Published on Dec 28th, 2015 | Posted in Articles

The Securities and Exchange Commission today announced that two traders in China and Hong Kong have agreed to pay more than $920,000 to settle an insider trading case against them.

Cousins and business associates Zhichen Zhou and Yannan Liu, whose assets were frozen by an emergency court order when the SEC’s complaint was filed against them last month, must disgorge their entire ill-gotten profits of $306,929.59 plus pay penalties of $306,929.59 each. The court approved the settlement today.

The SEC’s complaint alleged that Zhou and Liu traded two health care company stocks (MedAssets Inc. and Chindex International) based on nonpublic information about their impending acquisitions by private equity firms. Liu was a private equity associate at TPG Capital, which had ties to both of the deals, and maintains a personal relationship with at least one current TPG Capital employee.

“Insider trading is more damaging than it is profitable, as experienced by these traders.  First they had their assets frozen by a court order, and now they must pay three times the amount of their insider trading profit to settle the case,” said Julie K. Lutz, Director of the SEC’s Denver Regional Office. 

Zhou and Liu, who reside in Beijing and Hong Kong respectively, settled the charges without admitting or denying the allegations.  They consented to the final judgment permanently enjoining them from violating Section 10(b) of the Securities Exchange Act of 1934 and Rule 10b-5.
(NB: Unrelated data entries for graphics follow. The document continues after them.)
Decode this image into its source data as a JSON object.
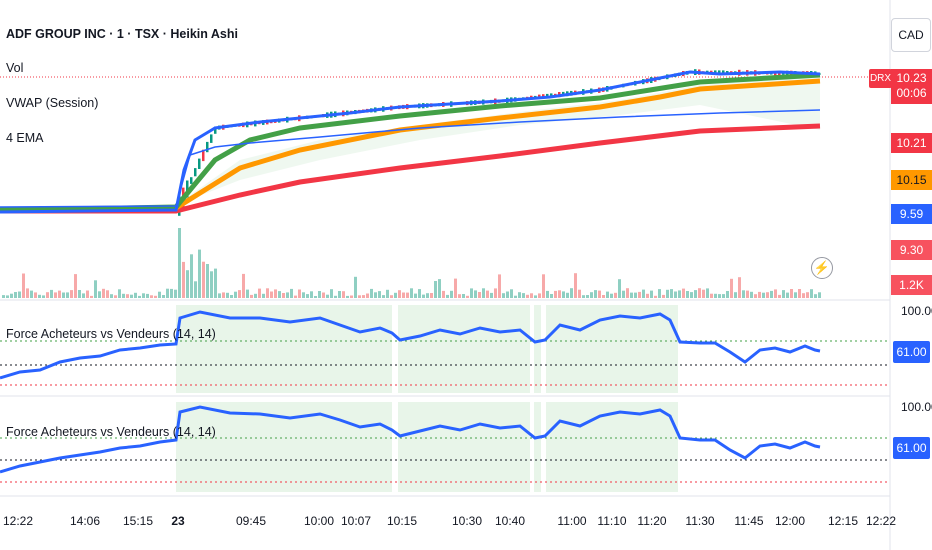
{
  "header": {
    "symbol_line": "ADF GROUP INC · 1 · TSX · Heikin Ashi",
    "currency": "CAD"
  },
  "legend": {
    "vol": "Vol",
    "vwap": "VWAP (Session)",
    "ema": "4 EMA"
  },
  "price_scale": {
    "drx_badge": "DRX",
    "tags": [
      {
        "text": "10.23",
        "sub": "00:06",
        "color": "#f23645"
      },
      {
        "text": "10.21",
        "color": "#f23645"
      },
      {
        "text": "10.15",
        "color": "#ff9800"
      },
      {
        "text": "9.59",
        "color": "#2962ff"
      },
      {
        "text": "9.30",
        "color": "#f7525f"
      },
      {
        "text": "1.2K",
        "color": "#f7525f"
      }
    ]
  },
  "oscillators": [
    {
      "label": "Force Acheteurs vs Vendeurs (14, 14)",
      "top_scale": "100.00",
      "value": "61.00"
    },
    {
      "label": "Force Acheteurs vs Vendeurs (14, 14)",
      "top_scale": "100.00",
      "value": "61.00"
    }
  ],
  "time_axis": {
    "ticks": [
      {
        "label": "12:22",
        "bold": false
      },
      {
        "label": "14:06",
        "bold": false
      },
      {
        "label": "15:15",
        "bold": false
      },
      {
        "label": "23",
        "bold": true
      },
      {
        "label": "09:45",
        "bold": false
      },
      {
        "label": "10:00",
        "bold": false
      },
      {
        "label": "10:07",
        "bold": false
      },
      {
        "label": "10:15",
        "bold": false
      },
      {
        "label": "10:30",
        "bold": false
      },
      {
        "label": "10:40",
        "bold": false
      },
      {
        "label": "11:00",
        "bold": false
      },
      {
        "label": "11:10",
        "bold": false
      },
      {
        "label": "11:20",
        "bold": false
      },
      {
        "label": "11:30",
        "bold": false
      },
      {
        "label": "11:45",
        "bold": false
      },
      {
        "label": "12:00",
        "bold": false
      },
      {
        "label": "12:15",
        "bold": false
      },
      {
        "label": "12:22",
        "bold": false
      }
    ]
  },
  "colors": {
    "ema_green": "#43a047",
    "ema_orange": "#ff9800",
    "ema_red": "#f23645",
    "vwap_blue": "#2962ff",
    "up_candle": "#089981",
    "down_candle": "#f23645",
    "osc_line": "#2962ff"
  },
  "icons": {
    "alert": "lightning-bolt-icon"
  }
}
The SEC’s investigation was conducted by Frank Goldman and Jay Scoggins and supervised by Thomas Krysa of the Denver office.  Assisting in the case were Hugh Beck and John Rymas of the Enforcement Division’s Market Abuse Unit.  The SEC’s litigation was handled by Dugan Bliss and Mr. Goldman under the supervision of Gregory Kasper.  The SEC appreciates the assistance of the Financial Industry Regulatory Authority.